CT radiation dose has been one of the top radiology headlines this year due to the publication of several studies linking radiation to cancer risk. But new research offers hope that CT radiation dose can be reduced, even across large healthcare systems.
CT’s link to cancer risk has been controversial, but most established models connect low-level radiation to cancer formation.
- The debate heated up this year with a September study linking radiation to pediatric blood cancers, following research in April claiming CT radiation would account for 5% of all cancers in the U.S. in a year at current dose levels.
There are lots of great technologies for reducing CT radiation dose, from photon-counting CT to adjusting scanner parameters like mA and kVp, while image reconstruction algorithms can upscale noisy low-dose images to look like higher-quality exams.
- But the problem has always been getting these technologies into the hands of clinicians – and then making sure they use them, especially across large multi-center health systems, where dose can vary even within the same network.
Taking a crack at the problem were cardiologists from Lee Health Heart Institute in Fort Myers, Florida, in a new paper in JACC: Case Reports.
- They specifically looked at radiation dose for coronary CT angiography exams, determining that based on the literature an optimal radiation dose for CCTA should be ≤ 4 mSv – lower than the system’s 6.2 mSv median dose.

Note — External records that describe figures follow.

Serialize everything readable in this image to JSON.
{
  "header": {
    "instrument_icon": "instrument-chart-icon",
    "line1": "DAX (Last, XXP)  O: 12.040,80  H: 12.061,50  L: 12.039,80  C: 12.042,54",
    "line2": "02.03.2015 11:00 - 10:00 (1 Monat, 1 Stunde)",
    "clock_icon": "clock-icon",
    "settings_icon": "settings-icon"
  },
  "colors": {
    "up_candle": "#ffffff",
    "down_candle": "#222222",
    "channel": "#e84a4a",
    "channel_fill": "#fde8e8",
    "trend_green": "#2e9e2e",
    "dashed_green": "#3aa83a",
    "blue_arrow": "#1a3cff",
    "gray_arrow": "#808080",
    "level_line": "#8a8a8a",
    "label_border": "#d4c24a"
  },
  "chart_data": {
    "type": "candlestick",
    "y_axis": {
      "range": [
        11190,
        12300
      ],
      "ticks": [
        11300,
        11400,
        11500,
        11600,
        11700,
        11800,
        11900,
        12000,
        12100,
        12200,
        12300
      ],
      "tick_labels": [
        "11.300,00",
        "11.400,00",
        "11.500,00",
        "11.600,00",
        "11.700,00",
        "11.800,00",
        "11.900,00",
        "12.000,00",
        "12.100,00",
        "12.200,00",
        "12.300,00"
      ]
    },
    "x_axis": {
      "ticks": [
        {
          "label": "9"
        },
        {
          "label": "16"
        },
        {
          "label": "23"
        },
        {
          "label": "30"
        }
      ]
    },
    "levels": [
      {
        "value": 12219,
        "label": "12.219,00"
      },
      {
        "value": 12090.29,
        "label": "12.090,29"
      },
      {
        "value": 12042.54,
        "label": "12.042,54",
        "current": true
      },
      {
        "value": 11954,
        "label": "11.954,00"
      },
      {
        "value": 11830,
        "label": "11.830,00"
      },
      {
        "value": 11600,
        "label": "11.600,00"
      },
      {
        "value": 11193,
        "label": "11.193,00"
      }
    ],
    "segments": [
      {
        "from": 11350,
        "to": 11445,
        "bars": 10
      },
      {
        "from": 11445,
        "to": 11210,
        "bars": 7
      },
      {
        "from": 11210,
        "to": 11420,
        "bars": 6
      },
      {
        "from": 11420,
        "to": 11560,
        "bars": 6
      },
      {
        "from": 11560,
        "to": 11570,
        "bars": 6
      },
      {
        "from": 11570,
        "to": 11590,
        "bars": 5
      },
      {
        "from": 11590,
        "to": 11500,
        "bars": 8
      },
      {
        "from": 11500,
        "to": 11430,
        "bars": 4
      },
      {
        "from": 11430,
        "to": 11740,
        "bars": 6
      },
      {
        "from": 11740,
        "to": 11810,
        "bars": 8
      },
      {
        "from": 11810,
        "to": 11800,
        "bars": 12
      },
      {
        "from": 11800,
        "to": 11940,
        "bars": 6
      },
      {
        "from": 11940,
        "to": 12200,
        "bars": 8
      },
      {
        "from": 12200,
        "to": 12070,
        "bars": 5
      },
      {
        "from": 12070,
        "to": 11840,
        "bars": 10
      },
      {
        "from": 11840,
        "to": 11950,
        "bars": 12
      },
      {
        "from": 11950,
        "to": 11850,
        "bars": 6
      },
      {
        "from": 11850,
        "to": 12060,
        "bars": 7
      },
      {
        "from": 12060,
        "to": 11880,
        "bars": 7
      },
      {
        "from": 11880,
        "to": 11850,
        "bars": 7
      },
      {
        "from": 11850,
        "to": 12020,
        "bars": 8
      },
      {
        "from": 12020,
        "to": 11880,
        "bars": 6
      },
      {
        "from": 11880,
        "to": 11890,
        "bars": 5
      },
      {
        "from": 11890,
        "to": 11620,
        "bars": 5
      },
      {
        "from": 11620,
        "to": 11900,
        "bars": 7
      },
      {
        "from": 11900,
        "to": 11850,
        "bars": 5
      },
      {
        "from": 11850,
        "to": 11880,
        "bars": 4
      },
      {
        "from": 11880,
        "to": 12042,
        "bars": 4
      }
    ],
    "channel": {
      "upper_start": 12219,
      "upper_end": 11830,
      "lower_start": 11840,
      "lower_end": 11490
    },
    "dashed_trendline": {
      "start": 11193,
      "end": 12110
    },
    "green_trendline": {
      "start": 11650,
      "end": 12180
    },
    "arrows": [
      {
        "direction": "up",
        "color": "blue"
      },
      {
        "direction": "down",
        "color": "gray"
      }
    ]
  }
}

So they implemented several strategies for reducing CCTA dose…
- Standardizing scanning protocols that emphasized prospective ECG gating, reduced field of view, BMI-tailored tube voltage (kVp), and elimination of redundant imaging phases.
- Setting parameters for single-source CT at 100 kVp for patients with BMI <30 and 120 kVp for BMI ≥30, with prospective scanning for 60-80% of the cardiac cycle.
- Using similar kVp settings for dual-source CT scanners, but implementing systolic imaging between 250-450 milliseconds.
How well did it work? After reviewing the program, researchers found…
- System-wide radiation dose fell 23% (4.8 vs. 6.2 mSv).
- Diagnostic quality improved as measured by the acceptance rate for FFR-CT exams (93% vs. 91%).
- Dose consistency was achieved across locations despite differences in scanner models and practices.
The Takeaway
The new study on CCTA radiation dose shows that dose can be reduced system-wide while maintaining – and even improving – diagnostic image quality. Is it a problem that the research was led by cardiologists and not radiologists? Not if you’re a patient.